Catenaa, Wednesday, April 02, 2025-The Federal Deposit Insurance Corporation (FDIC) on Friday reversed its previous stance on digital assets, announcing that financial institutions can engage in crypto-related activities without prior approval from the agency.
The FDIC said it is rescinding earlier guidance that required supervised institutions to notify the agency before engaging in cryptocurrency activities. The move signals a shift in regulatory policy under the Trump administration.
“With today’s action, the FDIC is turning the page on the flawed approach of the past three years,” Acting Chair Travis Hill said. “This is one of several steps the FDIC will take to create a framework for banks to engage in crypto and blockchain-related activities while maintaining safety and soundness standards.”
The FDIC had previously warned that crypto posed risks to the banking system. In 2022, it issued a Financial Institution Letter instructing banks to inform regulators about their crypto involvement. That requirement has now been lifted.

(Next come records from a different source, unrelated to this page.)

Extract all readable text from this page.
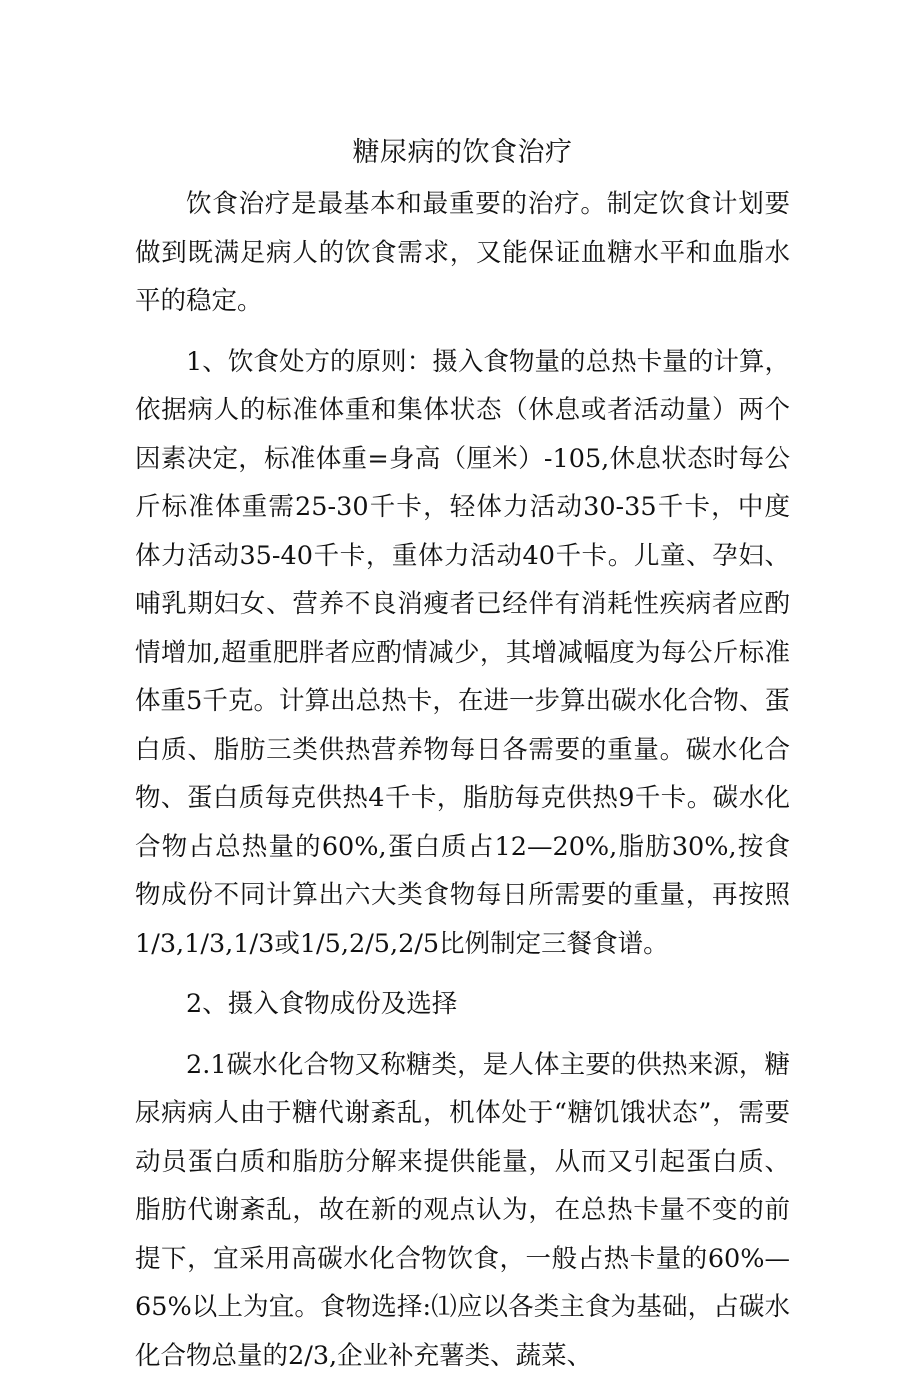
糖尿病的饮食治疗

饮食治疗是最基本和最重要的治疗。制定饮食计划要做到既满足病人的饮食需求，又能保证血糖水平和血脂水平的稳定。

1、饮食处方的原则：摄入食物量的总热卡量的计算，依据病人的标准体重和集体状态（休息或者活动量）两个因素决定，标准体重=身高（厘米）-105,休息状态时每公斤标准体重需25-30千卡，轻体力活动30-35千卡，中度体力活动35-40千卡，重体力活动40千卡。儿童、孕妇、哺乳期妇女、营养不良消瘦者已经伴有消耗性疾病者应酌情增加,超重肥胖者应酌情减少，其增减幅度为每公斤标准体重5千克。计算出总热卡，在进一步算出碳水化合物、蛋白质、脂肪三类供热营养物每日各需要的重量。碳水化合物、蛋白质每克供热4千卡，脂肪每克供热9千卡。碳水化合物占总热量的60%,蛋白质占12—20%,脂肪30%,按食物成份不同计算出六大类食物每日所需要的重量，再按照1/3,1/3,1/3或1/5,2/5,2/5比例制定三餐食谱。

2、摄入食物成份及选择

2.1碳水化合物又称糖类，是人体主要的供热来源，糖尿病病人由于糖代谢紊乱，机体处于“糖饥饿状态”，需要动员蛋白质和脂肪分解来提供能量，从而又引起蛋白质、脂肪代谢紊乱，故在新的观点认为，在总热卡量不变的前提下，宜采用高碳水化合物饮食，一般占热卡量的60%—65%以上为宜。食物选择:⑴应以各类主食为基础，占碳水化合物总量的2/3,企业补充薯类、蔬菜、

The agency also moved to eliminate “reputational risk” as a factor in supervising banks. Crypto firms have long claimed they were unfairly denied access to financial services under prior rules.
President Donald Trump has criticized the Biden administration’s handling of cryptocurrency regulation, arguing it restricted banking access for crypto businesses. Bo Hines, executive director of the President’s Council of Advisers for Digital Assets, called the FDIC’s decision “another big win” for the industry.